TOP COMPANIES BUILT ON INNOVATION
Written on the 10 October 2012
TOP companies must continue to effectively manage and innovate themselves or risk losing their market-leading position, warns Deloitte partner Julian Dolby (pictured).
Achieving market-leading status in business requires operational efficiency and innovation.
Productivity is a price and can, in some ways, be considered a cost that needs to be kept under control. Companies need to understand what drivers are behind their business, how to prioritise waste and improve overall efficiency.
They also need to innovate and make improvements to get to where they need to be. Businesses need to understand what they can do to transform their operation and take it forward in a different way to others.
Information technology company Dell successfully changed its operating model to become made-to-order. They no longer manufacture a bulk amount of personal computers for people to buy, because they are now making them to order – a much more efficient business model.
Rio Tinto drove greater efficiencies by improving its iron ore supply chain from rail to port. The resources company built a remote operations centre in Perth, allowing it to take on-site operations offsite, improve employee value propositions and give truck drivers the power to operate autonomously.
Online store Amazon has reinvented the way people buy books. According to Deloitte partner Kevin Russo, it achieved this by understanding its customers and knowing what they like. Amazon also reinvented its business model by launching new cloud services.
However, the rapid growth of many companies has inadvertently led to a less-experienced workforce. The previous reliance on workers with 20 years’ experience has gradually been replaced with technology, leaving less experienced workers on the frontline.
The success of a business hangs on how robust its approaches are to management. There needs to be better frontline supervision to make things happen. There also needs to be a good understanding of how to manage major disruptions to workflow.
Dangers of failing to take these steps include possible financial loss, inefficient transfers or handovers of responsibility, poor management of supply chains, operating rates and poor frontline efficiency.

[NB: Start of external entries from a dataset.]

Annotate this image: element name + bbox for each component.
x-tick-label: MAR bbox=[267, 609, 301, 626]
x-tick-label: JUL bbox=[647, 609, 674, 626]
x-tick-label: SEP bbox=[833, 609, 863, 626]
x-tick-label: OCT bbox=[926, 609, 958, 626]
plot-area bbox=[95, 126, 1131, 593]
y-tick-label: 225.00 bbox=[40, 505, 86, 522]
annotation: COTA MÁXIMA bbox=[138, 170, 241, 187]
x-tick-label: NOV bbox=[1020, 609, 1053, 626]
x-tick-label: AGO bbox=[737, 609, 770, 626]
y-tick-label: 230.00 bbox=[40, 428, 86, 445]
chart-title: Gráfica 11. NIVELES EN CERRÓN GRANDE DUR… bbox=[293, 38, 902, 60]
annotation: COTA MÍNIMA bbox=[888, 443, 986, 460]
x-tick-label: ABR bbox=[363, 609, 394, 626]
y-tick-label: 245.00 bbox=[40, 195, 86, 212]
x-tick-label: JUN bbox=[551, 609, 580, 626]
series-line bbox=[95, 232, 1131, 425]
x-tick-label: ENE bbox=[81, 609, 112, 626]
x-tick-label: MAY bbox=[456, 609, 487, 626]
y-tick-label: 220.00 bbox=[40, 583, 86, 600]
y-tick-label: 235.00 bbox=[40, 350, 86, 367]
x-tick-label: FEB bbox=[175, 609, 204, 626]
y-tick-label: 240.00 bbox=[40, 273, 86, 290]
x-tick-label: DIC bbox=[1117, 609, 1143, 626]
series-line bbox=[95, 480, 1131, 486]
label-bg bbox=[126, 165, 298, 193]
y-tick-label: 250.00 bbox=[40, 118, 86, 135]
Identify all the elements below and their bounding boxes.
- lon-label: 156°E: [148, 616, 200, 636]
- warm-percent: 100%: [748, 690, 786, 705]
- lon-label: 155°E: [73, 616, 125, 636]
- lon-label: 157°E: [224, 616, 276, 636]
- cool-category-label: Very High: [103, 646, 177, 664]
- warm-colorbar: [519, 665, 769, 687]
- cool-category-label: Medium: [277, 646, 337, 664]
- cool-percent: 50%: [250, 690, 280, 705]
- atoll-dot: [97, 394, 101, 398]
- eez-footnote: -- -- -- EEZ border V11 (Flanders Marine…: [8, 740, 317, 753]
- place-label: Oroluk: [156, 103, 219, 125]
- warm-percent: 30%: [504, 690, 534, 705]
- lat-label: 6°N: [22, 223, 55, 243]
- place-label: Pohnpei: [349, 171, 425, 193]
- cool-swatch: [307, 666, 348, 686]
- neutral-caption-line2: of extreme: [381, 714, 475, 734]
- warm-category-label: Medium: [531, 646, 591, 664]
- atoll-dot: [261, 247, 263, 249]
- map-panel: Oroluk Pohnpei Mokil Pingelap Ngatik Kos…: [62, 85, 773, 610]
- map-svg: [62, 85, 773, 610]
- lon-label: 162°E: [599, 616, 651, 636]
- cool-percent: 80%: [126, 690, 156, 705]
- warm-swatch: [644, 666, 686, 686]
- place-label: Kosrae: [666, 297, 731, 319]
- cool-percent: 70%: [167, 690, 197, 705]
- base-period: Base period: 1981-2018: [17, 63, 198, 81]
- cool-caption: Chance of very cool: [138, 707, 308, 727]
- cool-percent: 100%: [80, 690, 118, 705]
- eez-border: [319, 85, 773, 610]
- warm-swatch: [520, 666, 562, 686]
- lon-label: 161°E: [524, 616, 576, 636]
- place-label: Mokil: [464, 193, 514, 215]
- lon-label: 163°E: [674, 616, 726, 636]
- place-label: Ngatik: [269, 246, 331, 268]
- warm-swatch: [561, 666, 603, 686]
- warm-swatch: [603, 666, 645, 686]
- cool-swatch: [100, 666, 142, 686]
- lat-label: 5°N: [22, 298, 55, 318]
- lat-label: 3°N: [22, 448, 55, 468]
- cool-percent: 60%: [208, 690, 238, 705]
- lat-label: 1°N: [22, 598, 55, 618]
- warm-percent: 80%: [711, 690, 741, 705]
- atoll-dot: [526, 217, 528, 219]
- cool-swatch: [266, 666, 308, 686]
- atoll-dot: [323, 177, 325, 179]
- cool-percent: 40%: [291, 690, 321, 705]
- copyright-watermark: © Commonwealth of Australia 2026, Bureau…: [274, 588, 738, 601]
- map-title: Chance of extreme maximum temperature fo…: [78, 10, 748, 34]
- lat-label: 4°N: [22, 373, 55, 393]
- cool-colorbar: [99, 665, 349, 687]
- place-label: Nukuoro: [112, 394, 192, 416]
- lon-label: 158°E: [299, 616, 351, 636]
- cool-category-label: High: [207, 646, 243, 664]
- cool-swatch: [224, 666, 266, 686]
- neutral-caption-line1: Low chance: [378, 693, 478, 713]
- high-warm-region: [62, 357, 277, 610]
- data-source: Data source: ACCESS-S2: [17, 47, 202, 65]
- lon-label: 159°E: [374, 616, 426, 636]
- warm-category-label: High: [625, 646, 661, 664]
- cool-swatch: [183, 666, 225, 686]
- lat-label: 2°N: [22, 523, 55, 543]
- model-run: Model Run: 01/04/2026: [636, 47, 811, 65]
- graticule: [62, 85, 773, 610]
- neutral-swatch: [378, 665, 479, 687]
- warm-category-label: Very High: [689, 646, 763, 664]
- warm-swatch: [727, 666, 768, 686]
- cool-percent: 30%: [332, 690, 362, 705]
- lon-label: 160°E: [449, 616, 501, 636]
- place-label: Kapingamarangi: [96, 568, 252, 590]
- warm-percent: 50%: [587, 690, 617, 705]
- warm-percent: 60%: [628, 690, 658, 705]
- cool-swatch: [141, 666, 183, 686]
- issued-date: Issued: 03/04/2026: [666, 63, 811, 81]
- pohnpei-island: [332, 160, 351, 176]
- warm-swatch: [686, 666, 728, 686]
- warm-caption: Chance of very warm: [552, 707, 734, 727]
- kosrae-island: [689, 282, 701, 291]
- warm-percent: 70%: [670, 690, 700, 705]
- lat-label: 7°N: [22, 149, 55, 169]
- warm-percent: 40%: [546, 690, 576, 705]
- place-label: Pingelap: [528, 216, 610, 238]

Complacency should be avoided at all costs. Business decision-makers cannot assume that achieving a market-leading position is the end of their journey. They need to continue innovating and reinventing themselves to driveup efficiencies and costs, understand areas of constraint and avoid strategies that stifle growth.
Lessons should be learned from the 2011 bankruptcy of bookstore giant Borders. It did not keep up with Amazon and what was happening in the literature retail sector. The company also failed to recognise how the world would change once competitors saw the potential for technology.
Businesses should think about what activities they can commoditise because, sooner or later, somebody else will come up with a more costeffective online solution.
Telecommunications technology maker Nokia rapidly lost mobile market share to Apple’s iPhone, because it failed to keep innovating itself. It also may be that they had identified the need to change, but did not move at the rate that was required of them.
There are other examples in the resources sector to learn from as well. A number of mining operations, which had relied on rising commodity prices to ensure profitability, have found their expenses are now greater than the market price.
Their high margins were actually used to mask their lack of productivity. These companies are underwater and will become increasingly exposed as time passes.
However, mining companies can recover lost ground by increasing productivity according to the decrease in margin. Superior services and products naturally attract more clients and positive publicity. This, in turn, improves company profitability.